Synaptic dynamics become important

The researchers found that when synap­tic dynam­ics and neu­ronal dynam­ics occur on a sim­i­lar time scale, synap­tic dynam­ics become impor­tant in shap­ing the over­all behav­iour of a neur­al net­work. Their analy­ses also showed that synap­tic dynam­ics can speed up or slow down neu­ronal dynam­ics and there­fore rein­force or sup­press the chaot­ic activ­i­ty of neurons.

Above all, they dis­cov­ered a new type of behav­iour that appears when synaps­es gen­er­ate fixed pat­terns of neu­ronal activ­i­ty in net­works. These pat­terns appear when plas­tic­i­ty is momen­tar­i­ly deac­ti­vat­ed, which has the effect of “freez­ing” the states of the neu­rons. This “frozen chaos”, as the researchers call it, can help to store infor­ma­tion in the brain and is like the way work­ing mem­o­ry works.

The sci­en­tif­ic chal­lenge of our study was to trans­late this intu­ition into equa­tions and results.

“This research top­ic came about when Lar­ry Abbot raised the idea, while chat­ting in his office, that dynam­ic synaps­es play just as impor­tant a role in neu­ronal com­pu­ta­tion as neu­rons them­selves,” explains David Clark. “I found this idea very inter­est­ing, because it flips the typ­i­cal view of neu­rons as the dynam­ic units, with synaps­es only being involved in the slow­er learn­ing and mem­o­ry process­es. The sci­en­tif­ic chal­lenge in our study was to trans­late this intu­ition into equa­tions and results.”

“The new mod­el pro­vides a pos­si­ble new mech­a­nism for work­ing mem­o­ry,” he adds. “More gen­er­al­ly, we now have a solv­able mod­el of cou­pled neu­ronal and synap­tic dynam­ics that could be extend­ed, for exam­ple, to mod­el­ling how short-term mem­o­ry is con­sol­i­dat­ed into long-term memory.”

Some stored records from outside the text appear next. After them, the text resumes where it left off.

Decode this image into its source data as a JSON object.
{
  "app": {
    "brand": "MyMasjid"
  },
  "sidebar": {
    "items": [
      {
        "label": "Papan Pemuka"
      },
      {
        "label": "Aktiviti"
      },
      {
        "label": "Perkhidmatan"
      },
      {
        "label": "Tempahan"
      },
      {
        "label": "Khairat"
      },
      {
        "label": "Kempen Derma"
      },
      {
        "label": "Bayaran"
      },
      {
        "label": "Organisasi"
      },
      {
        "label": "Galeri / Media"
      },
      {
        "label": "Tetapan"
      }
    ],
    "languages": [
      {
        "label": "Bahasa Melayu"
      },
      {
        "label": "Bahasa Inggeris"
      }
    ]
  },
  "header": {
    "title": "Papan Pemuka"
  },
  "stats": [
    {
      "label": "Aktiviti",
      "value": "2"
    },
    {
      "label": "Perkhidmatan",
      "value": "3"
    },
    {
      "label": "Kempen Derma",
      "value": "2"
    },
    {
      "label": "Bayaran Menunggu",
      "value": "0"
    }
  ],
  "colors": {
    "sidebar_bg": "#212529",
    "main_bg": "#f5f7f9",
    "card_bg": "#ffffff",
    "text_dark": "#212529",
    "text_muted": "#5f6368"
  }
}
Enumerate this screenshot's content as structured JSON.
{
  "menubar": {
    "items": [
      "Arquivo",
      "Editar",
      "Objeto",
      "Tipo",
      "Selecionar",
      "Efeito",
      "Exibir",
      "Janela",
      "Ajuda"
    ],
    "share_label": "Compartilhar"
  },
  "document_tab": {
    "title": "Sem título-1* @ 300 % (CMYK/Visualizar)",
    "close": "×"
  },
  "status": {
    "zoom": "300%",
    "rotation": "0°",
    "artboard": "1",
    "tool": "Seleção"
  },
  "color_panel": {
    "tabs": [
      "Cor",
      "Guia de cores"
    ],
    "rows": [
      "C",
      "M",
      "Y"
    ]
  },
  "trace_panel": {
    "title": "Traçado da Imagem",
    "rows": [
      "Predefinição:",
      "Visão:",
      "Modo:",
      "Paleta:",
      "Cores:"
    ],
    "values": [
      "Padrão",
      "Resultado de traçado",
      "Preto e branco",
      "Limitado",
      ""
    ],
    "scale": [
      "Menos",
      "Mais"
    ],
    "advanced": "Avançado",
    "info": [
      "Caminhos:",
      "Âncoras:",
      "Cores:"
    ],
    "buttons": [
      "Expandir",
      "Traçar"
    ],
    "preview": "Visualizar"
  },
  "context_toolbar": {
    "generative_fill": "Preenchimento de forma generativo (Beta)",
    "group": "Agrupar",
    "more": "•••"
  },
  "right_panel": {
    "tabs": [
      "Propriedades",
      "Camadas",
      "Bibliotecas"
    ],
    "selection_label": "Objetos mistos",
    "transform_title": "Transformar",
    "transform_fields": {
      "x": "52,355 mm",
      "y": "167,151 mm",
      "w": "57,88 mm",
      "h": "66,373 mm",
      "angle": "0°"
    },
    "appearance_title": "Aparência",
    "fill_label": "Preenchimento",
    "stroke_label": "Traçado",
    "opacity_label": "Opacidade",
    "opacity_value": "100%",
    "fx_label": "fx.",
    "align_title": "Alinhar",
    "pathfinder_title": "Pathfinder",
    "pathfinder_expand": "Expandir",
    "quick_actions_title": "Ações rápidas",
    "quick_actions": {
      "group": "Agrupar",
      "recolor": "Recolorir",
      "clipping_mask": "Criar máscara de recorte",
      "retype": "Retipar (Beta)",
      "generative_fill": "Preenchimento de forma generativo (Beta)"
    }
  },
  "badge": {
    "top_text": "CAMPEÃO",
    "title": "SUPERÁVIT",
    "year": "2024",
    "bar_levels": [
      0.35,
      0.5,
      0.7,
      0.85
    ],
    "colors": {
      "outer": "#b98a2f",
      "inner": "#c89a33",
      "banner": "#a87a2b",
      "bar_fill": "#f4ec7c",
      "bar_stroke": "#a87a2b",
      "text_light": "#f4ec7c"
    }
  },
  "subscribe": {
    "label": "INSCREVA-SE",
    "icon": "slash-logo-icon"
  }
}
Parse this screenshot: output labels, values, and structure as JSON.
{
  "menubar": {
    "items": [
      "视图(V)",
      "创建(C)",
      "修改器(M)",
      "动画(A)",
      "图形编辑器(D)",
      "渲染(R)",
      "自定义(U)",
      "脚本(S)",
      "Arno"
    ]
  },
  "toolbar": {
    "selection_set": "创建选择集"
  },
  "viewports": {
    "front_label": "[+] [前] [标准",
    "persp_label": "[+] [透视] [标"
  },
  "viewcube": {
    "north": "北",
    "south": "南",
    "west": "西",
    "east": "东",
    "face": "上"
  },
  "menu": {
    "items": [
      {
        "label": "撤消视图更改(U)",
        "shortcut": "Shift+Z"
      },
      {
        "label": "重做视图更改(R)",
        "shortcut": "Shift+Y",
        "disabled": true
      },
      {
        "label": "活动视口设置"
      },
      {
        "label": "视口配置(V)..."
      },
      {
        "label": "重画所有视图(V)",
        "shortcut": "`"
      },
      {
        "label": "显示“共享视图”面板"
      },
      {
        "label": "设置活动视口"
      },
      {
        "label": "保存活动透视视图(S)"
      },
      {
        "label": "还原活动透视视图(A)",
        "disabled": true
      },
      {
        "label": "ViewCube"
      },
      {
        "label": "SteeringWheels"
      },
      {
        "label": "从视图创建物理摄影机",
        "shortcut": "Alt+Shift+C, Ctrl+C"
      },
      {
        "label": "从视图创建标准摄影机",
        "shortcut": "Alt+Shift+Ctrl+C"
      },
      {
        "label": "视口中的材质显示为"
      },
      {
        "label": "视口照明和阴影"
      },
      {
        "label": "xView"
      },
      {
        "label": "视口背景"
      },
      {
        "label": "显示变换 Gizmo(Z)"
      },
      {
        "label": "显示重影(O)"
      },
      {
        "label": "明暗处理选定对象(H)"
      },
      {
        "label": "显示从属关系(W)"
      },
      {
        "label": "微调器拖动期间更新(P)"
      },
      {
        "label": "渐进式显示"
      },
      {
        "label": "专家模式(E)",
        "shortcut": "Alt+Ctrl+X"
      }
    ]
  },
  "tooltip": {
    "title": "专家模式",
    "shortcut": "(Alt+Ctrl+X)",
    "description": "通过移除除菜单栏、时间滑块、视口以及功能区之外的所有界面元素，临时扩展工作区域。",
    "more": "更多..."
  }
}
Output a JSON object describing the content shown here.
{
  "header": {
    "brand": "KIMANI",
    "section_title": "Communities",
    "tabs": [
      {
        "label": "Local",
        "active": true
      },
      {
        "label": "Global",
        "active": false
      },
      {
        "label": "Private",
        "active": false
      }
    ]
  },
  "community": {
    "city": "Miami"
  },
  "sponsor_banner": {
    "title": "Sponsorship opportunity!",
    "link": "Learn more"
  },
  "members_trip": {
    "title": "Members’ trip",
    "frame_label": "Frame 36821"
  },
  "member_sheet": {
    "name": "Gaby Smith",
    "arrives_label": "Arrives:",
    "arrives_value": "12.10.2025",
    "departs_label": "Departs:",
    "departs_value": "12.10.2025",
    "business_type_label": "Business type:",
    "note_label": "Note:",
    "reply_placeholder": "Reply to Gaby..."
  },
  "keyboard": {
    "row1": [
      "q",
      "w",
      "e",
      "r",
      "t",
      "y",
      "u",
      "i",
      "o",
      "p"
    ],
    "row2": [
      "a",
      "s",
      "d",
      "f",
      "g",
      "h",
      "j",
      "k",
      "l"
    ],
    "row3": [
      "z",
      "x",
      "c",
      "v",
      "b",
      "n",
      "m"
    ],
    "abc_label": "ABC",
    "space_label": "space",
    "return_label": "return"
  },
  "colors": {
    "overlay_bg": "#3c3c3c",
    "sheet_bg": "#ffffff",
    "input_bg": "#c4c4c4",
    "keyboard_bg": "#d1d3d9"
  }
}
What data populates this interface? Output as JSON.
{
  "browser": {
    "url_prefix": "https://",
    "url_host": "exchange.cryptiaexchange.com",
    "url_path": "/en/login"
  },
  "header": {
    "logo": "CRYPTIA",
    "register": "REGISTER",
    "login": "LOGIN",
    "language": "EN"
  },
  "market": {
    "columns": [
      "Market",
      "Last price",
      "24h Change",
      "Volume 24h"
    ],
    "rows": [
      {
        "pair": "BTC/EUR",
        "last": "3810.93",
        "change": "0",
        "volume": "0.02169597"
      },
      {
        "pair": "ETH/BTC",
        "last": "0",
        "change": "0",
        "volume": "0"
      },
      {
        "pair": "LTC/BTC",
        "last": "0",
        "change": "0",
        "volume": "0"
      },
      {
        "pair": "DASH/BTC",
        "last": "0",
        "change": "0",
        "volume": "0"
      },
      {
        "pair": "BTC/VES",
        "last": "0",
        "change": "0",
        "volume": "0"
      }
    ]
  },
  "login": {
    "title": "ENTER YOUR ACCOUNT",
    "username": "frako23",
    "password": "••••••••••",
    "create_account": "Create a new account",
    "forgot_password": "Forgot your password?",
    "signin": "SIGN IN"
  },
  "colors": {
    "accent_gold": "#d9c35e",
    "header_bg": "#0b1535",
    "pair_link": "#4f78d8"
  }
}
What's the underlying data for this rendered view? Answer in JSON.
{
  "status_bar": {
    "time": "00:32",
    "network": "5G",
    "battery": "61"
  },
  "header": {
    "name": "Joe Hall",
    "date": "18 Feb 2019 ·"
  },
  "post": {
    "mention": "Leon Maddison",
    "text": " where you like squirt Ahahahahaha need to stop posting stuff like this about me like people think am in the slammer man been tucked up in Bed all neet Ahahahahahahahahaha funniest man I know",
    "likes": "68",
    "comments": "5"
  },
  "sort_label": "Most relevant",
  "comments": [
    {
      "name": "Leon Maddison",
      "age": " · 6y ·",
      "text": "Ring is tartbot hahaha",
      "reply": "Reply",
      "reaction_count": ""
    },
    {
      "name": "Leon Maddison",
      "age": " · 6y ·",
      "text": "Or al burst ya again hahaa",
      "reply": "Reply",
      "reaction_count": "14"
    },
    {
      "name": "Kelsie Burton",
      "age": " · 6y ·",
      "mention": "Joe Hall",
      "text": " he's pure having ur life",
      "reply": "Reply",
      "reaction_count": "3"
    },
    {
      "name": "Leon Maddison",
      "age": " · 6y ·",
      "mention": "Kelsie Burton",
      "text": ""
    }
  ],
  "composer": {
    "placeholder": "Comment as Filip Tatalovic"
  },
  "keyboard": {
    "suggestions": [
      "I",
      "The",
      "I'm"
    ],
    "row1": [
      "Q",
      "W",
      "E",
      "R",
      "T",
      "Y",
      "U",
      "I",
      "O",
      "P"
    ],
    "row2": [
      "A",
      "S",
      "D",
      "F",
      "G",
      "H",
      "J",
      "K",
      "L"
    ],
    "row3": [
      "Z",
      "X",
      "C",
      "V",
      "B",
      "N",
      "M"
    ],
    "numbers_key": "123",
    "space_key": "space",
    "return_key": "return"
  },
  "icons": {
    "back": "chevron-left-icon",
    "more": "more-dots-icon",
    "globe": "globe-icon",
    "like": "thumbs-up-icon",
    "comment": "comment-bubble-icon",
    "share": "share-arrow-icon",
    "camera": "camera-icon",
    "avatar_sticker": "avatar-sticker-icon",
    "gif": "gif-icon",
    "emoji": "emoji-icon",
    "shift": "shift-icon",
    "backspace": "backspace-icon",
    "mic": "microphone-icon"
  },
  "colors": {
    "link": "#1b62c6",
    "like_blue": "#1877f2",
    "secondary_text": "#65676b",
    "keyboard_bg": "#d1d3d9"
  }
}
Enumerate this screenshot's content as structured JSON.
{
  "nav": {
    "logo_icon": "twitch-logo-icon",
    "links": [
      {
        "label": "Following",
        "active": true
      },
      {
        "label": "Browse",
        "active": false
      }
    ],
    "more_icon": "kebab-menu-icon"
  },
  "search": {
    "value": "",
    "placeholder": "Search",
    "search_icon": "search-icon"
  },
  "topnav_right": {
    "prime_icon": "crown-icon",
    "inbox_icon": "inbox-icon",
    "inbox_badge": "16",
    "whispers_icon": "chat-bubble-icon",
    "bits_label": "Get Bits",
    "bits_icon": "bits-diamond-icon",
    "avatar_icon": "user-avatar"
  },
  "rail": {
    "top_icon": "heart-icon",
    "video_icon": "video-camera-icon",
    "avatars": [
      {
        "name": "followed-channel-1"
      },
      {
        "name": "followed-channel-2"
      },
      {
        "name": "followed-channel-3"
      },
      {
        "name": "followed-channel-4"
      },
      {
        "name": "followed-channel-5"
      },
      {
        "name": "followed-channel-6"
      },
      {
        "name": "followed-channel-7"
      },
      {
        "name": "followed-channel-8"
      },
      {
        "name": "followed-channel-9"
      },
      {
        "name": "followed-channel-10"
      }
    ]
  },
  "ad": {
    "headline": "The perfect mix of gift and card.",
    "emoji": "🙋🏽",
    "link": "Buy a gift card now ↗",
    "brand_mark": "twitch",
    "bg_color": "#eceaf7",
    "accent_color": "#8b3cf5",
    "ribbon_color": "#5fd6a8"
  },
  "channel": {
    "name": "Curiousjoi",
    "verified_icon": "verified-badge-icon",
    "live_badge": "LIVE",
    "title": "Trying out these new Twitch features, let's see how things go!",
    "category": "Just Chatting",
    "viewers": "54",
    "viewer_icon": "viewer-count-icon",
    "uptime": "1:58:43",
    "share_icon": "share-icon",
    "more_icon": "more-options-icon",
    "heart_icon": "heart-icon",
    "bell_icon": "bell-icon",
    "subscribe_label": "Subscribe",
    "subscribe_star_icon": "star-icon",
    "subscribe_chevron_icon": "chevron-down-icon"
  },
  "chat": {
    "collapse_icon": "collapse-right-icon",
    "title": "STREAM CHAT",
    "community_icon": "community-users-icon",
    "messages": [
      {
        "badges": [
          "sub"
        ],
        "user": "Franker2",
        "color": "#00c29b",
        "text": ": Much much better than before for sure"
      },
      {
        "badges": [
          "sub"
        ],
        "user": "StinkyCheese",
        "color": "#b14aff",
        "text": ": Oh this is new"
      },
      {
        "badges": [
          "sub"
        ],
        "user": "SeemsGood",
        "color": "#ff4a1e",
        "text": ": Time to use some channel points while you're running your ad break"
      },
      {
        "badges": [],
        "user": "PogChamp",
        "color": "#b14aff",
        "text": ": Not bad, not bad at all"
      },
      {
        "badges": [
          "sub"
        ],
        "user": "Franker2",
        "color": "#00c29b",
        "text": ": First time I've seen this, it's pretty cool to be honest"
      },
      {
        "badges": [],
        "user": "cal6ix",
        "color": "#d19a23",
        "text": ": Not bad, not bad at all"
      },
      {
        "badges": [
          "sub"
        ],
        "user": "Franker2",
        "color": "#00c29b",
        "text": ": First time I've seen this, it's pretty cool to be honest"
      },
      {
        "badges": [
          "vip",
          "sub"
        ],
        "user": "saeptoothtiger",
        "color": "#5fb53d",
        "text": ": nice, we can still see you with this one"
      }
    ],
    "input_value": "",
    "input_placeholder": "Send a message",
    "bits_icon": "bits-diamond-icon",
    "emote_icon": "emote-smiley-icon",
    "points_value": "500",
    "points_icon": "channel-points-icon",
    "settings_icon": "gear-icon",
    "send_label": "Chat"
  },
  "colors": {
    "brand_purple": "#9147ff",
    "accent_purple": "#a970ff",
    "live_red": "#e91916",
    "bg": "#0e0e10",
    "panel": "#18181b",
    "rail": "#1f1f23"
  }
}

David Clark and Lar­ry Abbott now hope to make their mod­el more real­is­tic by incor­po­rat­ing cer­tain bio­log­i­cal prop­er­ties of the brain, includ­ing that neu­rons com­mu­ni­cate via dis­crete volt­age spikes. Oth­er impor­tant fea­tures, such as the fact that neu­rons are pat­terned in specif­i­cal­ly struc­tured con­nec­tions, will also have to be tak­en into account, they add.

Isabelle Dumé

Ref­er­ence: D. G. Clark and L. F. Abbott, “The­o­ry of cou­pled neu­ronal-synap­tic dynam­ics,” Phys. Rev. X 14, 021001 (2024).